Zadan then was very young, but he'd co-produced the first of many star-studded tributes to Sondheim.  He interviewed Sondheim, librettists and directors of his shows,  as we'd expect.  He interviewed performers, as we'd hope.  But he also interviewed set designers, music publishers, orchestra conductors, poster designers, casting directors, and costumers.  Through all their perspectives, which sometimes contradict each other, we understand how, in Sondheim's own line from Sunday in the Park with George, "Every minor detail is a major decision. / Have to keep things in scale, / Have to hold to your vision."

Even forty-plus years later, every page is familiar to me.  If I open the book at random, I'm going to find a tidbit about the kind of imagination and sweating of details that went into making every moment of the show "hold to [their] vision."  Here are a few examples I selected from leafing through the second edition of the book, just now:

James Goldman, librettist for Follies, on the song "Who's That Woman?" in which a young chorus first mirrors then joins in with the chorus of older women at the reunion of Follies girls:  "The physical impression you got from that was anguishing. To see the decay of the flesh -- all those bright, young beautiful girls and their lovely bodies with all the sense of youth and the promise of what's to come contrasted against what actually became of it. That's devastating... and very movielike" (Zadan 141).

Patricia Birch, dance director for Pacific Overtures, on staging "The Advantages of Floating in the Middle of the Sea," Sondheim's opener that explains 19th century Japanese society: "In the middle of it, there was a little puddle of people moving straight at us.   And I had always had the image from the minute I started that these were the people on the island of Japan.  Of course, the thing with Steve's numbers is that he gives you so many images to work from, so you're not just building something for the sake of building something" (216).

Michael Bennett, dance director for Company, on requesting Sondheim to write about how much all the married couples like their single friend Bobby in a song that would repeat so much that it becomes "grating": "[Steve] then wrote 'What Would We Do Without You?'  And [in the number] I'm not saying that all these married couples aren't sincere about caring for Bobby in the show, but you need more than friendships or it becomes the old song and dance routine.  The only thing that Steve and I had any disagreement on ... was the tug-of-war in that number [as couples vie for Bobby's attention]. ...I felt that's where Bobby was.

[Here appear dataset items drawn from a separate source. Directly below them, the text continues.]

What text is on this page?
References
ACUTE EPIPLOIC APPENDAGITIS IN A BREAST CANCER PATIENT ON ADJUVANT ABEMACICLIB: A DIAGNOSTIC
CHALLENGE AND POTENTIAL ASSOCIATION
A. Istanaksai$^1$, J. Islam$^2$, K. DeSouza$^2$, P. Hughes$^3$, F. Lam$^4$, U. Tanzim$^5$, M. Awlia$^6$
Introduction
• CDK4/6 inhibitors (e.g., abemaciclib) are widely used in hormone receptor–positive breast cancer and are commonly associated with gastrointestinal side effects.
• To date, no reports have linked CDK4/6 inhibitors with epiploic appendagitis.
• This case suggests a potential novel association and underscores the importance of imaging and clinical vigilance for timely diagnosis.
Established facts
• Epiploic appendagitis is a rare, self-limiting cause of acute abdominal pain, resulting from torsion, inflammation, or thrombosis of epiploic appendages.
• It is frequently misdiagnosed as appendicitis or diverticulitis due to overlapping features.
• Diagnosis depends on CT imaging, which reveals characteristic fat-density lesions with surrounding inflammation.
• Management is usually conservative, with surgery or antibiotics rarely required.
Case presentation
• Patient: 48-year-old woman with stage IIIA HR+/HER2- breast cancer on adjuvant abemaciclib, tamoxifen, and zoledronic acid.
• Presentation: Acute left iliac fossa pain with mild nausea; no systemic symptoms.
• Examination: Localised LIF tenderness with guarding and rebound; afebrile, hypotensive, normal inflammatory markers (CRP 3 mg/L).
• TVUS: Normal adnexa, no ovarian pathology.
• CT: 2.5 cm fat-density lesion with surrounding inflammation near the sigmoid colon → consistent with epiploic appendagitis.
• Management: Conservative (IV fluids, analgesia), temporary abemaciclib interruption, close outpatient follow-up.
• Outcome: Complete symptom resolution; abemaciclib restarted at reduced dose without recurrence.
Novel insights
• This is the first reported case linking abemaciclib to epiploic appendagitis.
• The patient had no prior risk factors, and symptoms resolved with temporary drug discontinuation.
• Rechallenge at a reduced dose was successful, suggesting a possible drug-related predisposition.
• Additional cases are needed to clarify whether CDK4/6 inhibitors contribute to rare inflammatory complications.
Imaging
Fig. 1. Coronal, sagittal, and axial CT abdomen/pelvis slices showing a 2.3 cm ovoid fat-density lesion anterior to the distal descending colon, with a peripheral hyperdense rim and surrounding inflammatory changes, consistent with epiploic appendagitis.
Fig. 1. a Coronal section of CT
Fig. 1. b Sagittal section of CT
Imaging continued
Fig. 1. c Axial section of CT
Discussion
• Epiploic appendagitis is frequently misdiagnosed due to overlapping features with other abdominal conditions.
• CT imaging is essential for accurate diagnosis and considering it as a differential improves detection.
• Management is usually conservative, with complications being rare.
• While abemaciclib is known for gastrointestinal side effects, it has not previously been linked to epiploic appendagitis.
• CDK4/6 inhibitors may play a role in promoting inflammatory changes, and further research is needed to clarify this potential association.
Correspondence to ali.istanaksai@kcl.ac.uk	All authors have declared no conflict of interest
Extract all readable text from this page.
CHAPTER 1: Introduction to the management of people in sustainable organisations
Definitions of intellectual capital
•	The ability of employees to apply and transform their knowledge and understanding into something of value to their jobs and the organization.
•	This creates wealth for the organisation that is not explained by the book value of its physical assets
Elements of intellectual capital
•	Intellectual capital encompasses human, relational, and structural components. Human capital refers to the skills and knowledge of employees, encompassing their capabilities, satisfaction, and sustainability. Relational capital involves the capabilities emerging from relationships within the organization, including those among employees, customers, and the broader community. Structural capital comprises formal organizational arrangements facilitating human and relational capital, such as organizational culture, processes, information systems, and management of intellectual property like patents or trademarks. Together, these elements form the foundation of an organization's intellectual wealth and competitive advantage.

I thought it worked" (123).

Jonathan Tunick, orchestrator of Follies, is praised by Sondheim for his work on the song "In Buddy's Eyes":  The actress Dorothy Collins says in the song "that everything is just wonderful and she's ... so happily married. Nothing in the lyric, not a word tells you that maybe it isn't true. [But] there is something in the orchestration.  ... Jonathan has orchestrated it so that every phrase in the song which refers to her husband is dry, all woodwinds.  Whenever she refers to herself, it's all strings again" (157).  Tunick explains how he closed that song with "a penetrating cold sound... a combination of muted trumpets and sometimes bells."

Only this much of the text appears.